Almost half of the population (45%) would describe themselves as a ‘dog person’ rather than a ‘cat person’, preferring to own a pet dog than a pet cat, the
results of our survey show.
- 45% said they are a ‘dog person’
- 31% answered that they would rather own a cat
- While around one in five (21%) said they didn’t fit into either category
Pet preference seems to vary considerably depending on the region in which you live.
- 54% of people living in the Midlands and Wales would opt for a dog
- Those in the North of England (52%) and Scotland (47%) were also more inclined to want a canine friend
- Compared to people living in both London and the South of England, who are split between the two, with 35% and 36% respectively choosing dogs, and 37% apiece preferring cats
Loyalty or independence
Whether you prefer dogs or cats can be a sensitive issue, and as our poll shows, most Brits can come off the fence on the issue and decide if they are a cat or a dog ‘person’.

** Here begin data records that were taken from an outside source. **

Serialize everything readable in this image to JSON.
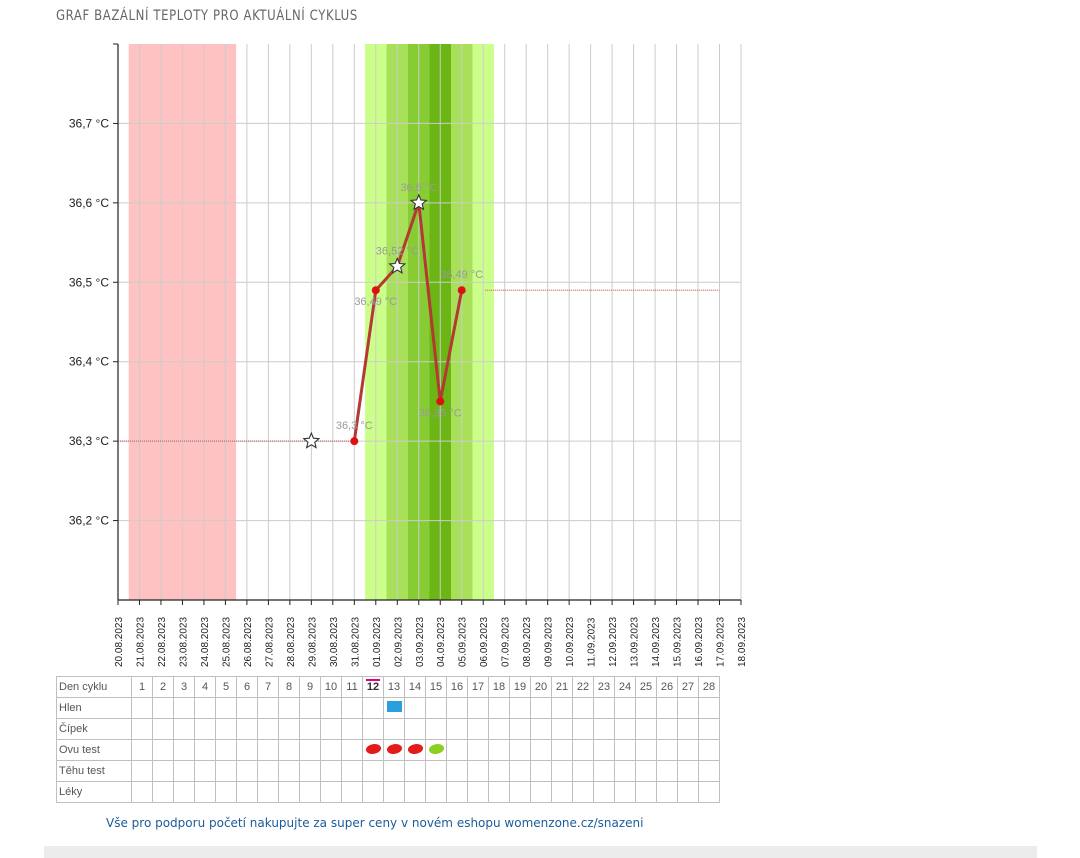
{
  "page": {
    "title": "GRAF BAZÁLNÍ TEPLOTY PRO AKTUÁLNÍ CYKLUS",
    "shop_link": "Vše pro podporu početí nakupujte za super ceny v novém eshopu womenzone.cz/snazeni"
  },
  "chart_data": {
    "type": "line",
    "title": "GRAF BAZÁLNÍ TEPLOTY PRO AKTUÁLNÍ CYKLUS",
    "x_dates": [
      "20.08.2023",
      "21.08.2023",
      "22.08.2023",
      "23.08.2023",
      "24.08.2023",
      "25.08.2023",
      "26.08.2023",
      "27.08.2023",
      "28.08.2023",
      "29.08.2023",
      "30.08.2023",
      "31.08.2023",
      "01.09.2023",
      "02.09.2023",
      "03.09.2023",
      "04.09.2023",
      "05.09.2023",
      "06.09.2023",
      "07.09.2023",
      "08.09.2023",
      "09.09.2023",
      "10.09.2023",
      "11.09.2023",
      "12.09.2023",
      "13.09.2023",
      "14.09.2023",
      "15.09.2023",
      "16.09.2023",
      "17.09.2023",
      "18.09.2023"
    ],
    "y_ticks": [
      "36,2 °C",
      "36,3 °C",
      "36,4 °C",
      "36,5 °C",
      "36,6 °C",
      "36,7 °C"
    ],
    "y_tick_values": [
      36.2,
      36.3,
      36.4,
      36.5,
      36.6,
      36.7
    ],
    "ylim": [
      36.1,
      36.8
    ],
    "bands": [
      {
        "from": "21.08.2023",
        "to": "25.08.2023",
        "kind": "period",
        "color": "#ffc2c2"
      },
      {
        "from": "01.09.2023",
        "to": "06.09.2023",
        "kind": "fertile",
        "color": "#ccff8a"
      },
      {
        "from": "02.09.2023",
        "to": "05.09.2023",
        "kind": "fertile-high",
        "color": "#a8e05a"
      },
      {
        "from": "03.09.2023",
        "to": "04.09.2023",
        "kind": "fertile-peak",
        "color": "#88cc33"
      },
      {
        "from": "04.09.2023",
        "to": "04.09.2023",
        "kind": "ovulation",
        "color": "#6bb514"
      }
    ],
    "cover_lines": [
      {
        "x_from": "20.08.2023",
        "x_to": "31.08.2023",
        "y": 36.3
      },
      {
        "x_from": "06.09.2023",
        "x_to": "17.09.2023",
        "y": 36.49
      }
    ],
    "points": [
      {
        "x": "31.08.2023",
        "y": 36.3,
        "label": "36,3 °C",
        "marker": "dot",
        "label_pos": "above"
      },
      {
        "x": "01.09.2023",
        "y": 36.49,
        "label": "36,49 °C",
        "marker": "dot",
        "label_pos": "below"
      },
      {
        "x": "02.09.2023",
        "y": 36.52,
        "label": "36,52 °C",
        "marker": "star",
        "label_pos": "above"
      },
      {
        "x": "03.09.2023",
        "y": 36.6,
        "label": "36,6 °C",
        "marker": "star",
        "label_pos": "above"
      },
      {
        "x": "04.09.2023",
        "y": 36.35,
        "label": "36,35 °C",
        "marker": "dot",
        "label_pos": "below"
      },
      {
        "x": "05.09.2023",
        "y": 36.49,
        "label": "36,49 °C",
        "marker": "dot",
        "label_pos": "above"
      }
    ],
    "extra_markers": [
      {
        "x": "29.08.2023",
        "y": 36.3,
        "marker": "star"
      }
    ],
    "colors": {
      "line": "#b33a32",
      "dot": "#dd1111",
      "cover": "#c76a6a",
      "grid": "#cccccc"
    }
  },
  "table": {
    "row_labels": [
      "Den cyklu",
      "Hlen",
      "Čípek",
      "Ovu test",
      "Těhu test",
      "Léky"
    ],
    "days": [
      "1",
      "2",
      "3",
      "4",
      "5",
      "6",
      "7",
      "8",
      "9",
      "10",
      "11",
      "12",
      "13",
      "14",
      "15",
      "16",
      "17",
      "18",
      "19",
      "20",
      "21",
      "22",
      "23",
      "24",
      "25",
      "26",
      "27",
      "28"
    ],
    "today_day": "12",
    "mucus_days": [
      "13"
    ],
    "ovu_tests": [
      {
        "day": "12",
        "result": "positive",
        "color": "#e41b1b"
      },
      {
        "day": "13",
        "result": "positive",
        "color": "#e41b1b"
      },
      {
        "day": "14",
        "result": "positive",
        "color": "#e41b1b"
      },
      {
        "day": "15",
        "result": "negative",
        "color": "#8ccf1e"
      }
    ]
  }
}
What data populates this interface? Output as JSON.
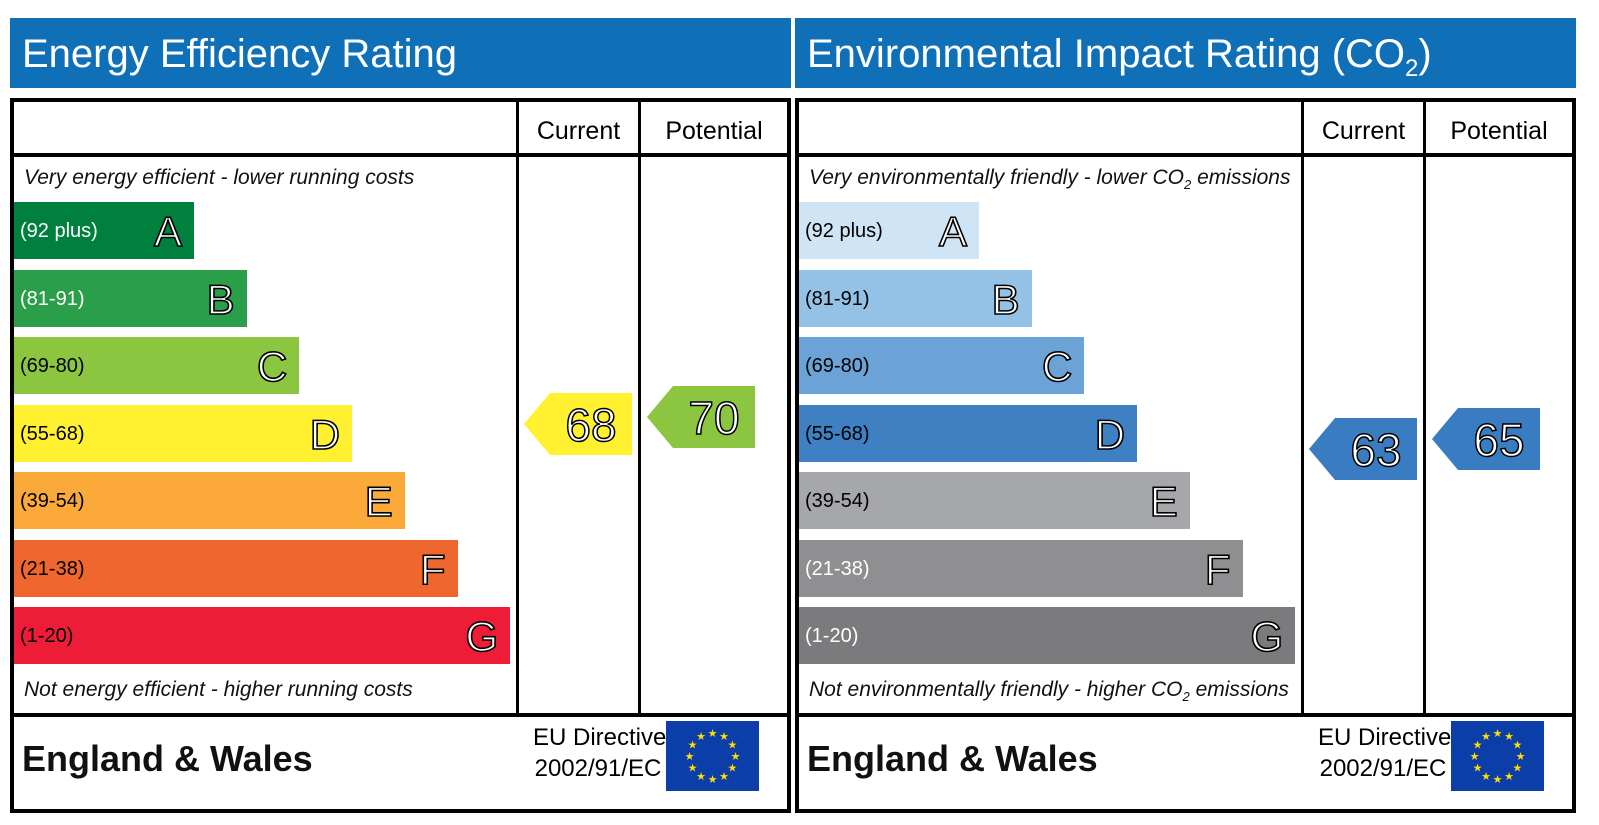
{
  "chart_data": [
    {
      "type": "bar",
      "title": "Energy Efficiency Rating",
      "columns": [
        "Current",
        "Potential"
      ],
      "top_note": "Very energy efficient - lower running costs",
      "bottom_note": "Not energy efficient - higher running costs",
      "categories": [
        "A",
        "B",
        "C",
        "D",
        "E",
        "F",
        "G"
      ],
      "ranges": [
        "(92 plus)",
        "(81-91)",
        "(69-80)",
        "(55-68)",
        "(39-54)",
        "(21-38)",
        "(1-20)"
      ],
      "colors": [
        "#007f3d",
        "#2a9e48",
        "#8cc641",
        "#fff12f",
        "#fbaa3a",
        "#f0662f",
        "#ee1d37"
      ],
      "range_text_colors": [
        "#ffffff",
        "#ffffff",
        "#000000",
        "#000000",
        "#000000",
        "#000000",
        "#000000"
      ],
      "current": 68,
      "potential": 70,
      "current_color": "#fff12f",
      "potential_color": "#8cc641",
      "footer": "England & Wales",
      "directive": [
        "EU Directive",
        "2002/91/EC"
      ]
    },
    {
      "type": "bar",
      "title_parts": [
        "Environmental Impact Rating (CO",
        "2",
        ")"
      ],
      "columns": [
        "Current",
        "Potential"
      ],
      "top_note_parts": [
        "Very environmentally friendly - lower CO",
        "2",
        " emissions"
      ],
      "bottom_note_parts": [
        "Not environmentally friendly - higher CO",
        "2",
        " emissions"
      ],
      "categories": [
        "A",
        "B",
        "C",
        "D",
        "E",
        "F",
        "G"
      ],
      "ranges": [
        "(92 plus)",
        "(81-91)",
        "(69-80)",
        "(55-68)",
        "(39-54)",
        "(21-38)",
        "(1-20)"
      ],
      "colors": [
        "#cfe5f5",
        "#94c2e6",
        "#6ca3d6",
        "#3f80c3",
        "#a6a7aa",
        "#8f8f92",
        "#7b7b7e"
      ],
      "range_text_colors": [
        "#000000",
        "#000000",
        "#000000",
        "#000000",
        "#000000",
        "#ffffff",
        "#ffffff"
      ],
      "current": 63,
      "potential": 65,
      "current_color": "#3a7cc1",
      "potential_color": "#3a7cc1",
      "footer": "England & Wales",
      "directive": [
        "EU Directive",
        "2002/91/EC"
      ]
    }
  ]
}
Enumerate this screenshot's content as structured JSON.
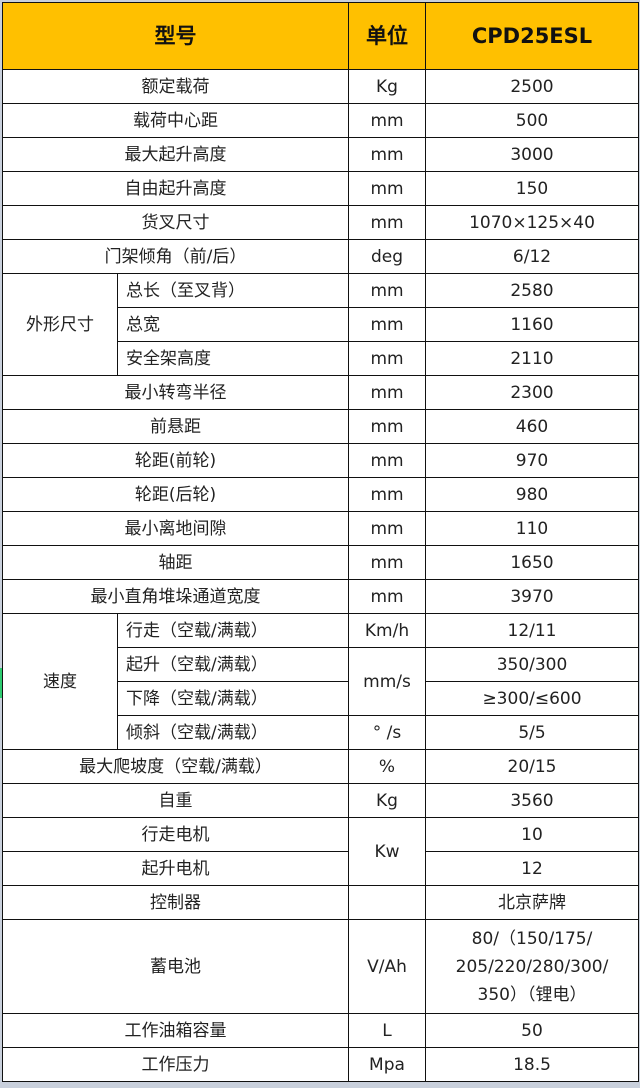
{
  "header": {
    "model": "型号",
    "unit": "单位",
    "value": "CPD25ESL"
  },
  "rows": [
    {
      "label": "额定载荷",
      "unit": "Kg",
      "value": "2500"
    },
    {
      "label": "载荷中心距",
      "unit": "mm",
      "value": "500"
    },
    {
      "label": "最大起升高度",
      "unit": "mm",
      "value": "3000"
    },
    {
      "label": "自由起升高度",
      "unit": "mm",
      "value": "150"
    },
    {
      "label": "货叉尺寸",
      "unit": "mm",
      "value": "1070×125×40"
    },
    {
      "label": "门架倾角（前/后）",
      "unit": "deg",
      "value": "6/12"
    }
  ],
  "dims": {
    "group": "外形尺寸",
    "items": [
      {
        "label": "总长（至叉背）",
        "unit": "mm",
        "value": "2580"
      },
      {
        "label": "总宽",
        "unit": "mm",
        "value": "1160"
      },
      {
        "label": "安全架高度",
        "unit": "mm",
        "value": "2110"
      }
    ]
  },
  "rows2": [
    {
      "label": "最小转弯半径",
      "unit": "mm",
      "value": "2300"
    },
    {
      "label": "前悬距",
      "unit": "mm",
      "value": "460"
    },
    {
      "label": "轮距(前轮)",
      "unit": "mm",
      "value": "970"
    },
    {
      "label": "轮距(后轮)",
      "unit": "mm",
      "value": "980"
    },
    {
      "label": "最小离地间隙",
      "unit": "mm",
      "value": "110"
    },
    {
      "label": "轴距",
      "unit": "mm",
      "value": "1650"
    },
    {
      "label": "最小直角堆垛通道宽度",
      "unit": "mm",
      "value": "3970"
    }
  ],
  "speed": {
    "group": "速度",
    "items": [
      {
        "label": "行走（空载/满载）",
        "unit": "Km/h",
        "value": "12/11"
      },
      {
        "label": "起升（空载/满载）",
        "unit": "mm/s",
        "value": "350/300"
      },
      {
        "label": "下降（空载/满载）",
        "value": "≥300/≤600"
      },
      {
        "label": "倾斜（空载/满载）",
        "unit": "° /s",
        "value": "5/5"
      }
    ]
  },
  "rows3": [
    {
      "label": "最大爬坡度（空载/满载）",
      "unit": "%",
      "value": "20/15"
    },
    {
      "label": "自重",
      "unit": "Kg",
      "value": "3560"
    },
    {
      "label": "行走电机",
      "unit": "Kw",
      "value": "10"
    },
    {
      "label": "起升电机",
      "value": "12"
    },
    {
      "label": "控制器",
      "unit": "",
      "value": "北京萨牌"
    },
    {
      "label": "蓄电池",
      "unit": "V/Ah",
      "value_lines": [
        "80/（150/175/",
        "205/220/280/300/",
        "350）（锂电）"
      ]
    },
    {
      "label": "工作油箱容量",
      "unit": "L",
      "value": "50"
    },
    {
      "label": "工作压力",
      "unit": "Mpa",
      "value": "18.5"
    }
  ],
  "colors": {
    "header_bg": "#ffc000",
    "border": "#111111"
  }
}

Historically speaking, dogs and cats have been popular household additions, as the former were used to catch vermin and the latter to protect the owner’s property. Nowadays, pets are stereotypically likely to be known for their personalities, with cats said to be affectionate but fiercely independent, and dogs characterised as ‘man’s best friend’, loyal to the end. Informally known as a nation of animal lovers, current estimates suggest that Britain’s households are home to around 10.3 million cats and 10.5 million dogs.
The UK was the first country to set up a society for the protection of animals, and in the early nineteenth century, what is now the RSPCA (The Royal Society for the Prevention of Cruelty to Animals) was set up in London, resulting in dramatic changes in the law towards animal welfare. The RSPCA remains one of the most popular charities in the UK, with 55,000 adult members, and receives around £28.5m every year from money left in people’s wills alone.